6 Security Threats Facing SMBs – And How Partners Can Help

Just 15 Percent Of SMBs Believe They Can Fend Off Attacks

Enterprises might get all the attention around data breaches, but small and mid-sized businesses are just as vulnerable to the same set of threats, if not more so.

According to Webroot's 2015 SMB Threat Report, 59 percent of SMBs said they believed they were at a "disadvantage to better funded enterprises with more resources." Only 15 percent said they strongly thought they were as prepared as an enterprise might be against a cyberattack.

For partners, that means an opportunity to use their position as trusted advisor to help their SMB clients get up to speed. With threats abounding in the marketplace, here are six that stand out that SMBs specifically – as well as their channel partners -- should watch.


The recent attack on a California hospital, which was forced to revert to paper and faxes to continue caring for clients, has brought ransomware closer to the security forefront. For SMBs, ransomware can be a real problem, according to Dmitriy Ayrapetov, director of product management at Dell SonicWall. He said SMBs are more likely to be vulnerable to ransomware because many haven't made the investments in the IT practices, isolation and reliable backups that an enterprise might have made. Just as in the case of the hospital, the implications of a ransomware attack on SMBs are dire, with many likely to pay up quickly in order to keep their businesses up and running, Ayrapetov said.


Phishing has become a favorite tactic of many hackers, and SMBs are not immune. According to the most recent Verizon Data Breach Report, phishing attacks accounted for more than two-thirds of security incidents. It said that around 23 percent of phishing messages are opened and that 11 percent of users open attachments. While there are anti-phishing solutions on the market, the general consensus is that education is the key to prevention. That's a challenge for many SMBs that might not have the budget or free time to spend on security training initiatives.

Weak Passwords

According to the National Cyber Security Alliance, 50 percent of SMB users have poor passwords and 83 percent don't have a system in place to require employees to change their passwords regularly. A general rule of thumb for creating stronger passwords is to use at least 12 characters containing a mix of upper- and lower-case letters, numbers and symbols and stay away from common words. There are a slew of affordable password management solutions on the market for SMBs looking to use more secure passwords.

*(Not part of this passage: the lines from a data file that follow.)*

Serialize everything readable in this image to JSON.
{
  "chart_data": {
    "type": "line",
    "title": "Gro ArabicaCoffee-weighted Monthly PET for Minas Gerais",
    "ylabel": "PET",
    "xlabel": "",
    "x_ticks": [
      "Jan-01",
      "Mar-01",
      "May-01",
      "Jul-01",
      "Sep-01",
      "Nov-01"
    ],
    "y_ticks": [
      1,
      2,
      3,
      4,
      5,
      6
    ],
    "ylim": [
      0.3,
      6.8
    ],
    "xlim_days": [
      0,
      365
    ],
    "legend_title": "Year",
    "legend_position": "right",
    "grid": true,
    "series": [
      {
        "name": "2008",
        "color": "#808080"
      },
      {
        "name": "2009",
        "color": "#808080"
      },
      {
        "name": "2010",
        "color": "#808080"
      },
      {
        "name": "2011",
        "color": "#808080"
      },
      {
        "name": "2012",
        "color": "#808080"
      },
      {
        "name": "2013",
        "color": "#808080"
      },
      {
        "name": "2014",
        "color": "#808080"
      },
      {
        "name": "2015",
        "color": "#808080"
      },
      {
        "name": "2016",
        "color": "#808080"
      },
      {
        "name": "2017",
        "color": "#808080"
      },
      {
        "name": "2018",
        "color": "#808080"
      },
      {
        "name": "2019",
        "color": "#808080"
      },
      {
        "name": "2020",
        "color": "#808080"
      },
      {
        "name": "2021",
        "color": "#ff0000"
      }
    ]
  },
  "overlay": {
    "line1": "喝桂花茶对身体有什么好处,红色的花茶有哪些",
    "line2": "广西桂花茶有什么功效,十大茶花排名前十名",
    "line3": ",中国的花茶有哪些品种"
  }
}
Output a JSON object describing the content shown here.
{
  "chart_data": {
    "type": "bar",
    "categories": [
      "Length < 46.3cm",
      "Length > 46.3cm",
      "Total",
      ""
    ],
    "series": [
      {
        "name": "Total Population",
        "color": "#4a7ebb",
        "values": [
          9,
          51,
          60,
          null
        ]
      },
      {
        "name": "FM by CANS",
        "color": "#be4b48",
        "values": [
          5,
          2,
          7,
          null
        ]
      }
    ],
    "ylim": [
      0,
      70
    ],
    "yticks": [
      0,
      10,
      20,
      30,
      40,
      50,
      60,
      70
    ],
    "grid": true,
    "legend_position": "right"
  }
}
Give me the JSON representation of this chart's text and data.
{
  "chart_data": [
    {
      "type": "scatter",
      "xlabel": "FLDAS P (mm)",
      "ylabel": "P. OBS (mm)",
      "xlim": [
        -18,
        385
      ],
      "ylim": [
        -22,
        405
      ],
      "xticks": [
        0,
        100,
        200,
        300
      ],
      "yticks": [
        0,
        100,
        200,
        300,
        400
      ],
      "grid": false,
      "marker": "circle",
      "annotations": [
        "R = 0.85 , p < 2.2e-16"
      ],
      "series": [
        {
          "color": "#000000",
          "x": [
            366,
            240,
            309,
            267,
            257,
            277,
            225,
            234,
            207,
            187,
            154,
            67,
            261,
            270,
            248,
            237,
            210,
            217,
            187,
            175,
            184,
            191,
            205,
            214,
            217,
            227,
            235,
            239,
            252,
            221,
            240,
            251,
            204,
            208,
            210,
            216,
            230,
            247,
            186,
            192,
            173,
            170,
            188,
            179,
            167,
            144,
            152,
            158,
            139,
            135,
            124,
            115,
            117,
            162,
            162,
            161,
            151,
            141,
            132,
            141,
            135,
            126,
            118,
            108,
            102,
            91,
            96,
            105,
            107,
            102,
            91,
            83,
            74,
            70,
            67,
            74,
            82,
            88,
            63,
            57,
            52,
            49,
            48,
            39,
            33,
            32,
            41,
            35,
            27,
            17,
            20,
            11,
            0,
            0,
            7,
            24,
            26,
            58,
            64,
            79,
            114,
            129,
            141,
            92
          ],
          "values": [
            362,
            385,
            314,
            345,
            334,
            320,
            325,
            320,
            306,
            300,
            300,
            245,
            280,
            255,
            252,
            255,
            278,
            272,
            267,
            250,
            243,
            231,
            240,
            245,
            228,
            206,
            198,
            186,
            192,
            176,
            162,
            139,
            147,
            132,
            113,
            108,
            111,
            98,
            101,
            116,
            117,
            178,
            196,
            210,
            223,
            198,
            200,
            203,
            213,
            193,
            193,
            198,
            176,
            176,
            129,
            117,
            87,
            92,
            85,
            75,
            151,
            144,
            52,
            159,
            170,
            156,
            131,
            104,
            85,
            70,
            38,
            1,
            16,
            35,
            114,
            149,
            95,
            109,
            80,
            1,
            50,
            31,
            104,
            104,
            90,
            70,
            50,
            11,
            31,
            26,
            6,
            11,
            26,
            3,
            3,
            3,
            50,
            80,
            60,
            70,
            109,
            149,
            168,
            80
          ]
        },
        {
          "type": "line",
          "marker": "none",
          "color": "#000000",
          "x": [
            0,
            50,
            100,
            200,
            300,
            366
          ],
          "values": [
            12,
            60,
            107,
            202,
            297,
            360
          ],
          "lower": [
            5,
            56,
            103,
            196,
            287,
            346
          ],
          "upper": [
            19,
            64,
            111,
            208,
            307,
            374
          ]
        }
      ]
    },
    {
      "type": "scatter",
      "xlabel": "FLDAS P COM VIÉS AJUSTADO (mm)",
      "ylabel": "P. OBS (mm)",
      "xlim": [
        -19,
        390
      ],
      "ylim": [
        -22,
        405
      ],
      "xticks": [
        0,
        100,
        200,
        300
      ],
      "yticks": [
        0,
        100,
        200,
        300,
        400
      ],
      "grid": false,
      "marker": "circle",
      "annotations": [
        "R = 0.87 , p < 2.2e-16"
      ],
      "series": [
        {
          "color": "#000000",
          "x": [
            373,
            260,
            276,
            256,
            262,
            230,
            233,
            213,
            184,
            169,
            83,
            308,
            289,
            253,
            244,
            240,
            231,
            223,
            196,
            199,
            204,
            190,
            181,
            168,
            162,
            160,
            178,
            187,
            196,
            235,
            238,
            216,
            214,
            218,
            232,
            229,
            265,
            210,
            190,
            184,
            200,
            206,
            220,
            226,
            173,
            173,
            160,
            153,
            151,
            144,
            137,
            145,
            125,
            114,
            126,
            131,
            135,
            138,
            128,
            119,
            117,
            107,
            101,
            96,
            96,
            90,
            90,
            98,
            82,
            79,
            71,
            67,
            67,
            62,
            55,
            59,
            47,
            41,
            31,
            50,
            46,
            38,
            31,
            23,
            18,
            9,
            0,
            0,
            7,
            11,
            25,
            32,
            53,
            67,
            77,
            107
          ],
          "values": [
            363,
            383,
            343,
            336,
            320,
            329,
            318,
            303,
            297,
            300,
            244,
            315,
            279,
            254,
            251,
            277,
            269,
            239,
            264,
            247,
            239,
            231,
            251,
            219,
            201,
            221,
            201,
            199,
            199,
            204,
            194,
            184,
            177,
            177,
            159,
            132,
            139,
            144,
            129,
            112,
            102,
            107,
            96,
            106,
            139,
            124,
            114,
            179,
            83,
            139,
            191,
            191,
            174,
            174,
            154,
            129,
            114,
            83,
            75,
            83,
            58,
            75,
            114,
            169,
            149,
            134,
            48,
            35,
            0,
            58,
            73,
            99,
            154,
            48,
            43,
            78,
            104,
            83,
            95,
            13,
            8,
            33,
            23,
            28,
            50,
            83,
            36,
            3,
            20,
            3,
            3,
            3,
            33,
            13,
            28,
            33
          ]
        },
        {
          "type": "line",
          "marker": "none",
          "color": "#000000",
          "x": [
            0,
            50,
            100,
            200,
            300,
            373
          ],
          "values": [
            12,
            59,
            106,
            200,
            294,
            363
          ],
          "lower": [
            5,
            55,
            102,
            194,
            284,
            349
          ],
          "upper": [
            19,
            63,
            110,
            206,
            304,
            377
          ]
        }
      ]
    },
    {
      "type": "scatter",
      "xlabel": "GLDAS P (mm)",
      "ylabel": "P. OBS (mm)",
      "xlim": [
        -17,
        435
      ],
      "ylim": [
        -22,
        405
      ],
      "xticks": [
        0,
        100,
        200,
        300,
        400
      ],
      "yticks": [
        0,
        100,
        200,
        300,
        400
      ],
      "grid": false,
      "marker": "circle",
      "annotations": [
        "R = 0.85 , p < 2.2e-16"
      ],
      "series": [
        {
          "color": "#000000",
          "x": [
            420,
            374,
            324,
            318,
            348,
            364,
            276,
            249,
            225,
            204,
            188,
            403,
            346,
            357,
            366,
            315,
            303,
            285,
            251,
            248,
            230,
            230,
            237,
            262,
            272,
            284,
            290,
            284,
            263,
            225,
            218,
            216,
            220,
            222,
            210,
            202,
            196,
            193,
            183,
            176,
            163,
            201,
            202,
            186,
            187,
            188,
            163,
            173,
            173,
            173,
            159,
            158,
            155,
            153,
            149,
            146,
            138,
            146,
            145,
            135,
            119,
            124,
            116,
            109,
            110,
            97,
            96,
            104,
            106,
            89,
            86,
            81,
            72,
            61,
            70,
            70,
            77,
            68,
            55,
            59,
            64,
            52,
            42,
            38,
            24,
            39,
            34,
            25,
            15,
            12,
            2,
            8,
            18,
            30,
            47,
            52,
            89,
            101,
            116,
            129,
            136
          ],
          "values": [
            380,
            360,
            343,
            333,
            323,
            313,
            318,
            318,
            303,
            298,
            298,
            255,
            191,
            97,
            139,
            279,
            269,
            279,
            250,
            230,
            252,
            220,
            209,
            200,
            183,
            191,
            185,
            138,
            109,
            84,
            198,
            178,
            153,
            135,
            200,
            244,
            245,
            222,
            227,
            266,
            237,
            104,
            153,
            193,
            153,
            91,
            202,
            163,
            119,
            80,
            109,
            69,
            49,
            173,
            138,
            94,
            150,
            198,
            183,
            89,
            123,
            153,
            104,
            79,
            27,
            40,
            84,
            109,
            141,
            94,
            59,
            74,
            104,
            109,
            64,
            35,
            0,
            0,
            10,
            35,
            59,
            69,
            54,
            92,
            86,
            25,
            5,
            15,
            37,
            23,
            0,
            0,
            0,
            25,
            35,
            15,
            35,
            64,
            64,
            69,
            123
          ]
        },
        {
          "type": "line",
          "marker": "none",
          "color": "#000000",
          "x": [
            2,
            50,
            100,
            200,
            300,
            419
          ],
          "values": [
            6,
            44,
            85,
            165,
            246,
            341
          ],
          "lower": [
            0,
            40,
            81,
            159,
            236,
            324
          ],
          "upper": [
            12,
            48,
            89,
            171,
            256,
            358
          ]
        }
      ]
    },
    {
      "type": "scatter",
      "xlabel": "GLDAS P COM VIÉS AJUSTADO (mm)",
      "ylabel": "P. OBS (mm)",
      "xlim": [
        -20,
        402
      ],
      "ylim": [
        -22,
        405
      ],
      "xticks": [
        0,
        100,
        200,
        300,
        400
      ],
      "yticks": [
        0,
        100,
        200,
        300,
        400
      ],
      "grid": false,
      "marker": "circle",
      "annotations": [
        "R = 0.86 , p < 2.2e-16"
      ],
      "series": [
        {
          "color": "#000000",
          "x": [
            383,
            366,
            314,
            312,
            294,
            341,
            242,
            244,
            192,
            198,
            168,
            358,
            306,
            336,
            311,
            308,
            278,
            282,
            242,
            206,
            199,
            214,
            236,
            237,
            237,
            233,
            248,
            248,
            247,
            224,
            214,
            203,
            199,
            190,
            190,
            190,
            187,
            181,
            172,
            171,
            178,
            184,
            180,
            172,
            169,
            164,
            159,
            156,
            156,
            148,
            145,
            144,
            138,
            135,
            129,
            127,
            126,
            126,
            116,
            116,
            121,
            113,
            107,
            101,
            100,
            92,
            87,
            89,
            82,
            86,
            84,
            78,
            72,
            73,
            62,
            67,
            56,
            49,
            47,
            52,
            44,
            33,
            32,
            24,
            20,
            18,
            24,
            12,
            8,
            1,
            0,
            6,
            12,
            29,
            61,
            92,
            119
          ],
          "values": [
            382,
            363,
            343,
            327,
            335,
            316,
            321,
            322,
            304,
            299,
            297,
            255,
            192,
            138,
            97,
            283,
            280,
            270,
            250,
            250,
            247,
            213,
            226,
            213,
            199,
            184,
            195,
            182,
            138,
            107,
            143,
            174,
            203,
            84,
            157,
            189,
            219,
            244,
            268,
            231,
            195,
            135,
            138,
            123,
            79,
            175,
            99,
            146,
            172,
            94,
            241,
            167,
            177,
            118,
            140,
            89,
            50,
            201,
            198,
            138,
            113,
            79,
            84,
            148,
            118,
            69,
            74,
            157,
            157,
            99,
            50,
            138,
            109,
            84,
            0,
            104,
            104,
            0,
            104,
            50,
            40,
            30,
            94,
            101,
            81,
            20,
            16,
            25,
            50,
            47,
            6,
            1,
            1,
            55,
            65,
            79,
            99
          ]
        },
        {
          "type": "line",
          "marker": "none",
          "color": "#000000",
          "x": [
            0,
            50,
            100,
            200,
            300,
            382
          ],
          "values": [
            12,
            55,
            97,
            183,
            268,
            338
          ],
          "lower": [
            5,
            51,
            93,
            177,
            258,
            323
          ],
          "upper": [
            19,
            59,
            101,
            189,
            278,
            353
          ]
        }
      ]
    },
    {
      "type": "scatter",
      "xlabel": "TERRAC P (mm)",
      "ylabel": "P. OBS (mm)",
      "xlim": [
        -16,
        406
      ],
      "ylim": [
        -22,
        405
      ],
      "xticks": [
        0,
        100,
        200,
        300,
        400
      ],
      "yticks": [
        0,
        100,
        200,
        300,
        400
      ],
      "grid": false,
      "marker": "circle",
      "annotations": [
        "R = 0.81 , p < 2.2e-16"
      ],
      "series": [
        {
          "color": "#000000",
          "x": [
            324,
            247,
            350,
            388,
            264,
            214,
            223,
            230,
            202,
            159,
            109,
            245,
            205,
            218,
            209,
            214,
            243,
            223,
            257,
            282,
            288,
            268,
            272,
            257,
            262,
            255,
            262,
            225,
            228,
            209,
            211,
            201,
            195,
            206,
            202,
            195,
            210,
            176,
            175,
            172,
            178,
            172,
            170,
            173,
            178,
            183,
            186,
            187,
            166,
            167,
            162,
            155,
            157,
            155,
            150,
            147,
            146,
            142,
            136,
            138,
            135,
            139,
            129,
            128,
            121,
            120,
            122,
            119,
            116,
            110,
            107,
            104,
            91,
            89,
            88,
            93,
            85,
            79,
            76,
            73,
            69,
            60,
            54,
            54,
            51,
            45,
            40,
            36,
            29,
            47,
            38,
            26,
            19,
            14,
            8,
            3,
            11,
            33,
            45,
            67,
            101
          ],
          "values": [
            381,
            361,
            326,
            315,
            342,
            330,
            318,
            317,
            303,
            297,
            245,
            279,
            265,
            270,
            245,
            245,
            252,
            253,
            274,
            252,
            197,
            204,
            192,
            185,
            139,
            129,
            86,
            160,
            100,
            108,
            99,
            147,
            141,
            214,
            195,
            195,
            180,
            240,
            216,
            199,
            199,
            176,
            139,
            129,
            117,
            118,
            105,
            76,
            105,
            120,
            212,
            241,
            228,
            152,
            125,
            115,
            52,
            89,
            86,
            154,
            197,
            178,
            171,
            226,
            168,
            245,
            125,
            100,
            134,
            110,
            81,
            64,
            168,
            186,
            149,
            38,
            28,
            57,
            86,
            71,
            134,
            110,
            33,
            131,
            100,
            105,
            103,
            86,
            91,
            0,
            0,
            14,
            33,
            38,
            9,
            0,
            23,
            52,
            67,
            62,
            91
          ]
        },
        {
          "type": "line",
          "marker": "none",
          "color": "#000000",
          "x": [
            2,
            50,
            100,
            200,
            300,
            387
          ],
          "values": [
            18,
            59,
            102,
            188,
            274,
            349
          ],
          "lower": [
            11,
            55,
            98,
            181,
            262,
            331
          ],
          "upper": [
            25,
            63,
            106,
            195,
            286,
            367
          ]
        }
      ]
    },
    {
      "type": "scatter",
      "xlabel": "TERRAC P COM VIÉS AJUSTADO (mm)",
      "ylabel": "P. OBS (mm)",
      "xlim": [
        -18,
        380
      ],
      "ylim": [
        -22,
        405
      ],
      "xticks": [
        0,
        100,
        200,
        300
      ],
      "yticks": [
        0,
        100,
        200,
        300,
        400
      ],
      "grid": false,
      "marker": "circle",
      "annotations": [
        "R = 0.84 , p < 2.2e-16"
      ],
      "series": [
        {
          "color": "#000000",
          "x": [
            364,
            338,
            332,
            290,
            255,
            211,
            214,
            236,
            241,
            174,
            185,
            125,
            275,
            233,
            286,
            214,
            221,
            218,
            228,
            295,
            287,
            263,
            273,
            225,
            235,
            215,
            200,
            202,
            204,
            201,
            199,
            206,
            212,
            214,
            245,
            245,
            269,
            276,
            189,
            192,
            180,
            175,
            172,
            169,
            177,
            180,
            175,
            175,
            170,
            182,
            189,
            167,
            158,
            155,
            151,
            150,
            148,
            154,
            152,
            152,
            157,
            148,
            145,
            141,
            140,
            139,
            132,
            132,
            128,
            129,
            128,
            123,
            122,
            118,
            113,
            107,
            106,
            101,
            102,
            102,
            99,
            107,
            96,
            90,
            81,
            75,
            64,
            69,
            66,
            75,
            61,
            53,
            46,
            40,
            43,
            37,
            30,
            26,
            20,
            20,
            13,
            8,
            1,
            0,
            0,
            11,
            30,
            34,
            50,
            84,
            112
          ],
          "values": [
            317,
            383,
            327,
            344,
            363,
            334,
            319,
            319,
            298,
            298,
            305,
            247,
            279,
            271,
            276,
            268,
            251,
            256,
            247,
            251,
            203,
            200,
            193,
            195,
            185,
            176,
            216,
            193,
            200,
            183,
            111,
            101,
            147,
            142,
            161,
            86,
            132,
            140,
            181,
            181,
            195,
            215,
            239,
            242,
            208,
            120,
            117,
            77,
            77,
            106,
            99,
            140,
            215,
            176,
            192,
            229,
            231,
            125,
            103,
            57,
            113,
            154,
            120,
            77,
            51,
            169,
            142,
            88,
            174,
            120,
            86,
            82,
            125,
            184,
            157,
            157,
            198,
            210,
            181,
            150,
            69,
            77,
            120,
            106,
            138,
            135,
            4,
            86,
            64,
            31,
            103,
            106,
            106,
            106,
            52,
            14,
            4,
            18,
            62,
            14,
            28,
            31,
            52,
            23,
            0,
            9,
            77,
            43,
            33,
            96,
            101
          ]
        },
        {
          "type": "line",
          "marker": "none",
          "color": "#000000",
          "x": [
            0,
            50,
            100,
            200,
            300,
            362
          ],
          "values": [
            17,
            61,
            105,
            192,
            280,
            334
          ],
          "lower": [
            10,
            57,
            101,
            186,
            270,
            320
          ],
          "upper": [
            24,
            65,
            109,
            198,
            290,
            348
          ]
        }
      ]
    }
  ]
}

(By the way, if you want examples of bad passwords – check out CRN’s roundup of the most popular passwords of 2015.)


Insider threats are one of the more common - yet one of the most difficult -- to catch, according to the 2015 Verizon Data Breach Report. Many of these cases, upwards of 55 percent, involve abuse of privileges, the report said. The report recommended setting up a formal process to check for insider abuse when an employee leaves and embracing audit and fraud prevention technologies. However, only 52 percent of SMBs said they felt prepared to combat insider threats, according to a Webroot study.

Bring Your Own Device

More small and mid-sized businesses are embracing technology solutions that can help them better serve customers, as well as allow for a more flexible workforce, according to a 2015 small business study by Bank of America. For example, the study found that 47 percent of small businesses now offer telecommuting options. However, with an increase of BYOD technologies and a more flexible workforce come a rise in security risks. That's where small businesses run into trouble, a 2015 Kaspersky Lab study found, with 80 percent of small businesses surveyed "not interested in information about managing the information security of mobile devices." A study by Webroot backed that up, finding that only 60 percent of SMBs said they felt ready to address unsecured PCs and devices.

Unpatched Devices

One of the biggest challenges SMBs cited in developing their security portfolios is a lack of time to stay up to date with the technologies, according to the Webroot study. The study found that 55 percent of IT decision makers within SMBs agreed that they didn't have enough time to dedicate to security. More specifically, patching is something that can fall by the wayside when time is in short supply. According to Kaspersky Lab, 9 percent of all businesses that experienced a breach said it was due to a vulnerability or flaw in existing software.